Asymmetric partial matching of text strings between two dataframes

I have two dataframes:

df1 is based on survey responses and includes a non-restricted field for users to add their location in the UK (or refuse to do so) formatted as so (not real data):

Name	Location
Alice	London/Liverpool
Bob	Manchester
Jim	No
David	I am based in Cardiff

I have another dataframe (df2) that is a single column list of UK cities and towns, like so:

city
Manchester
Cardiff
London
Brighton
Nottingham

What I want to do is write code that will:

Loop through df1
For each entry in the location column, scan df2 and if ANY of the cities in df2 are exactly replicated in df1, add a new column(s) to df 1 pulling out the first match like so:

Name	Location	Location_precise
Alice	London, or Brighton	London
Bob	Manchester	Manchester
Jim	No	-
David	I am based in Cardiff	Cardiff

I can then use the location_precise column for further analysis with standardised names. What's tripping me up with regular left_join/lapply functions is that I want to allow partial matching in one direction (if a city in df2 is partially contained in df1) but NOT in the other direction (if an answer in df1$location is part of a city in df2, e.g. 'no' and 'nottingham' in the above example.

I don't know how to adapt regular dplyr functions to this because there is no common identifier in the two datasets - and therefore every join attempt ends in various errors. I am otherwise completely at my wits' end; I have tried using grep:

df1$location_precise <- lapply(df1$Location, grep, df2$city,value=T)

But this doesn't pick up partial matches without whitespace, like 'London/Glasgow'

I've also tried agrep, but this falsely identifies partial matches, like 'No' = 'Nottingham', and still doesn't pick up many other partial matches

Solution

Always remember to place a reproducible example.

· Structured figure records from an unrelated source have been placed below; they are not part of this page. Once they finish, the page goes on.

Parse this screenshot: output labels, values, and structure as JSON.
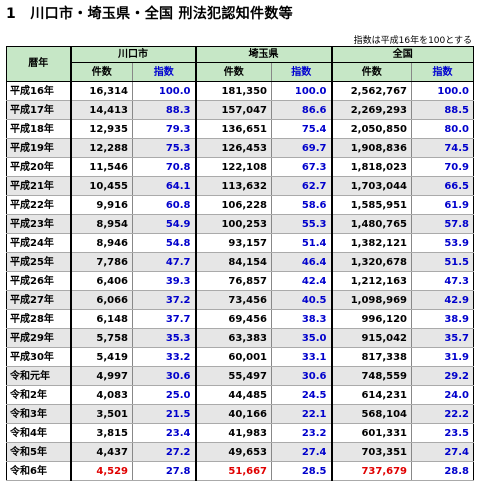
{
  "title": "1　川口市・埼玉県・全国 刑法犯認知件数等",
  "note": "指数は平成16年を100とする",
  "headers": {
    "year": "暦年",
    "groups": [
      "川口市",
      "埼玉県",
      "全国"
    ],
    "count": "件数",
    "index": "指数"
  },
  "rows": [
    {
      "year": "平成16年",
      "kawaguchi": [
        "16,314",
        "100.0"
      ],
      "saitama": [
        "181,350",
        "100.0"
      ],
      "national": [
        "2,562,767",
        "100.0"
      ]
    },
    {
      "year": "平成17年",
      "kawaguchi": [
        "14,413",
        "88.3"
      ],
      "saitama": [
        "157,047",
        "86.6"
      ],
      "national": [
        "2,269,293",
        "88.5"
      ]
    },
    {
      "year": "平成18年",
      "kawaguchi": [
        "12,935",
        "79.3"
      ],
      "saitama": [
        "136,651",
        "75.4"
      ],
      "national": [
        "2,050,850",
        "80.0"
      ]
    },
    {
      "year": "平成19年",
      "kawaguchi": [
        "12,288",
        "75.3"
      ],
      "saitama": [
        "126,453",
        "69.7"
      ],
      "national": [
        "1,908,836",
        "74.5"
      ]
    },
    {
      "year": "平成20年",
      "kawaguchi": [
        "11,546",
        "70.8"
      ],
      "saitama": [
        "122,108",
        "67.3"
      ],
      "national": [
        "1,818,023",
        "70.9"
      ]
    },
    {
      "year": "平成21年",
      "kawaguchi": [
        "10,455",
        "64.1"
      ],
      "saitama": [
        "113,632",
        "62.7"
      ],
      "national": [
        "1,703,044",
        "66.5"
      ]
    },
    {
      "year": "平成22年",
      "kawaguchi": [
        "9,916",
        "60.8"
      ],
      "saitama": [
        "106,228",
        "58.6"
      ],
      "national": [
        "1,585,951",
        "61.9"
      ]
    },
    {
      "year": "平成23年",
      "kawaguchi": [
        "8,954",
        "54.9"
      ],
      "saitama": [
        "100,253",
        "55.3"
      ],
      "national": [
        "1,480,765",
        "57.8"
      ]
    },
    {
      "year": "平成24年",
      "kawaguchi": [
        "8,946",
        "54.8"
      ],
      "saitama": [
        "93,157",
        "51.4"
      ],
      "national": [
        "1,382,121",
        "53.9"
      ]
    },
    {
      "year": "平成25年",
      "kawaguchi": [
        "7,786",
        "47.7"
      ],
      "saitama": [
        "84,154",
        "46.4"
      ],
      "national": [
        "1,320,678",
        "51.5"
      ]
    },
    {
      "year": "平成26年",
      "kawaguchi": [
        "6,406",
        "39.3"
      ],
      "saitama": [
        "76,857",
        "42.4"
      ],
      "national": [
        "1,212,163",
        "47.3"
      ]
    },
    {
      "year": "平成27年",
      "kawaguchi": [
        "6,066",
        "37.2"
      ],
      "saitama": [
        "73,456",
        "40.5"
      ],
      "national": [
        "1,098,969",
        "42.9"
      ]
    },
    {
      "year": "平成28年",
      "kawaguchi": [
        "6,148",
        "37.7"
      ],
      "saitama": [
        "69,456",
        "38.3"
      ],
      "national": [
        "996,120",
        "38.9"
      ]
    },
    {
      "year": "平成29年",
      "kawaguchi": [
        "5,758",
        "35.3"
      ],
      "saitama": [
        "63,383",
        "35.0"
      ],
      "national": [
        "915,042",
        "35.7"
      ]
    },
    {
      "year": "平成30年",
      "kawaguchi": [
        "5,419",
        "33.2"
      ],
      "saitama": [
        "60,001",
        "33.1"
      ],
      "national": [
        "817,338",
        "31.9"
      ]
    },
    {
      "year": "令和元年",
      "kawaguchi": [
        "4,997",
        "30.6"
      ],
      "saitama": [
        "55,497",
        "30.6"
      ],
      "national": [
        "748,559",
        "29.2"
      ]
    },
    {
      "year": "令和2年",
      "kawaguchi": [
        "4,083",
        "25.0"
      ],
      "saitama": [
        "44,485",
        "24.5"
      ],
      "national": [
        "614,231",
        "24.0"
      ]
    },
    {
      "year": "令和3年",
      "kawaguchi": [
        "3,501",
        "21.5"
      ],
      "saitama": [
        "40,166",
        "22.1"
      ],
      "national": [
        "568,104",
        "22.2"
      ]
    },
    {
      "year": "令和4年",
      "kawaguchi": [
        "3,815",
        "23.4"
      ],
      "saitama": [
        "41,983",
        "23.2"
      ],
      "national": [
        "601,331",
        "23.5"
      ]
    },
    {
      "year": "令和5年",
      "kawaguchi": [
        "4,437",
        "27.2"
      ],
      "saitama": [
        "49,653",
        "27.4"
      ],
      "national": [
        "703,351",
        "27.4"
      ]
    },
    {
      "year": "令和6年",
      "kawaguchi": [
        "4,529",
        "27.8"
      ],
      "saitama": [
        "51,667",
        "28.5"
      ],
      "national": [
        "737,679",
        "28.8"
      ]
    }
  ],
  "highlight_last_row_count_color": "#e00000",
  "index_color": "#0000cc",
  "header_bg": "#c6e7c6"
}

I have taken your tables (df1 and df2) and added an extra case to both:

df1 <- data.frame(Name = LETTERS[1:6], 
                  Location = c("London/Liverpool", 
                               "London/Glasgow",
                               "I born in Manchester",
                               "I am from Chester",
                               "No",
                               "I am based in Cardiff"))

df2 <- data.frame(city = c("Manchester",
                           "Cardiff",
                           "London",
                           "Chester",
                           "Glasgow",
                           "Brighton",
                           "Nottingham"))


df1$Location_precise <- strsplit(x = df1$Location, split = "[[:punct:]]|[[:space:]]") |> 
  
  lapply(FUN = \(locations, patterns){
    
    sapply(X = locations, FUN = \(loc){
      patterns[sapply(X = sprintf("^%s$", patterns), 
                      FUN = grepl, x = loc, ignore.case = TRUE)]  
    })
  }, patterns = df2$city) |> 
  
  lapply(FUN = unlist) |> 
  
  sapply(FUN = \(x) if(length(x) == 0) "-" else if(length(x) == 1) x else if(length(x) > 1) paste(x, collapse = ", "))

The output:

> df1
  Name              Location Location_precise
1    A      London/Liverpool           London
2    B        London/Glasgow  London, Glasgow
3    C  I born in Manchester       Manchester
4    D     I am from Chester          Chester
5    E                    No                -
6    F I am based in Cardiff          Cardiff

It may not be the most elegant example, but you could try it and we'll refine it. For cases where there is more than one match, I have it show all matches and separate them with commas.

UPDATE: I have extended the steps and this time it is now able to identify complete words. However, when I talk about identifying complete words, I mean that the script now cuts and searches in each word of each element of df1$Location. For this you must keep in mind that 1) a (complete) word is defined as a set of characters contained either between two blanks or between two punctuation marks (check what characters are included in [:space:] and [:punct:] in this link), 2) because of the above, if there is a Man-chester, Man,chester, Man/chester, etc., the script will assign Chester to it and 3) this is computationally somewhat more expensive (because the search is done word by word), so if you plan to apply it over millions of values it may be slow.